Mortgage rates hinge on more than just approval. Being qualified for a loan is not necessarily a good thing if the interest rates are high. This means thousands of extra dollars added to the life of the loan. Individual looking to save a little of that cash need to garner lower rates. This can be done if one properly prepares for an incoming mortgage. But preparing for lower rates takes a lot more than beefing up the credit score. 
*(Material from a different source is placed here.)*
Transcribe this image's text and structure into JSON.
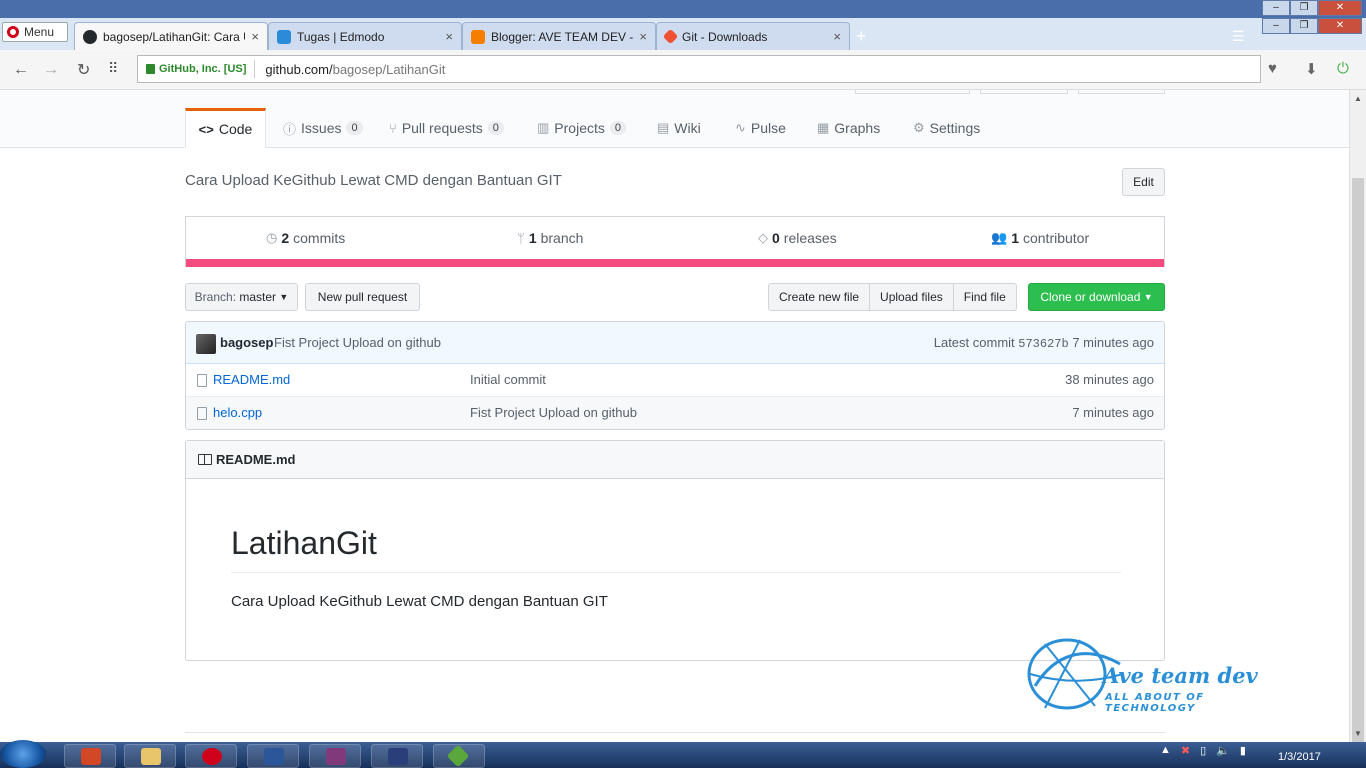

Interest rates take a whole gamut of percentages into account. By following a few key steps, one can insure a decent rate and monthly payment, but it takes some doing. The final step in the process is always researching interest rates. Different firms offer different rates, and by comparing you can save even more money. This is done with the use of a simple search. So, if you want to know mortgage rates in syracuse ny, just find a good reference site and begin your search. 

Credit Score 

Credit score is not the only game in town, but it is a valuable player. A FICO credit score is paramount in the approval of a loan and the interest rate attached. Higher scores breed better rates. This is because mortgage lending depends on a tiered system. The higher the tier the better the rates. Individual with a score of 750 get the lowest rates available. Anything under 500 brings no chance of approval. So, the goal should be to pass 500 to insure the loan, and then start climbing the tier to better the rate. 

Income, Employment, and Debt 

The ability to afford the loan is a huge detail for lenders to look at. High risks get higher rates. This is why a lender will look through your income, your employment, and your debt to assume rating. Individuals with long period of unemployment never look good, so holding a job is a key element. The best rates go to individuals who have held the same job for more than two year, even better rates apply to individuals who got promoted at that same job. Debt-to-Income comes into play when factoring in all the other bills besides mortgage. If you are going to have a hard time paying all your bills with the addition of mortgage payments that does not look good. Having less debt leads to a higher amount of leftover income. This looks good. Having a high income looks better. So, stay employed, do not pay for more than you have, and work on that promotion so you make more money. 

Down Payment Plus Cash Reserves 

It is ideal to pay at least a 20% down payment on the home you are going to buy. Anything below that is considered high risk. Therefore, it is important to start saving for that 20% now. In addition, cash reserves are also a contributing factor. If you have savings put aside that covers a few months’ payment that makes you look more reliable. Lenders love reliability.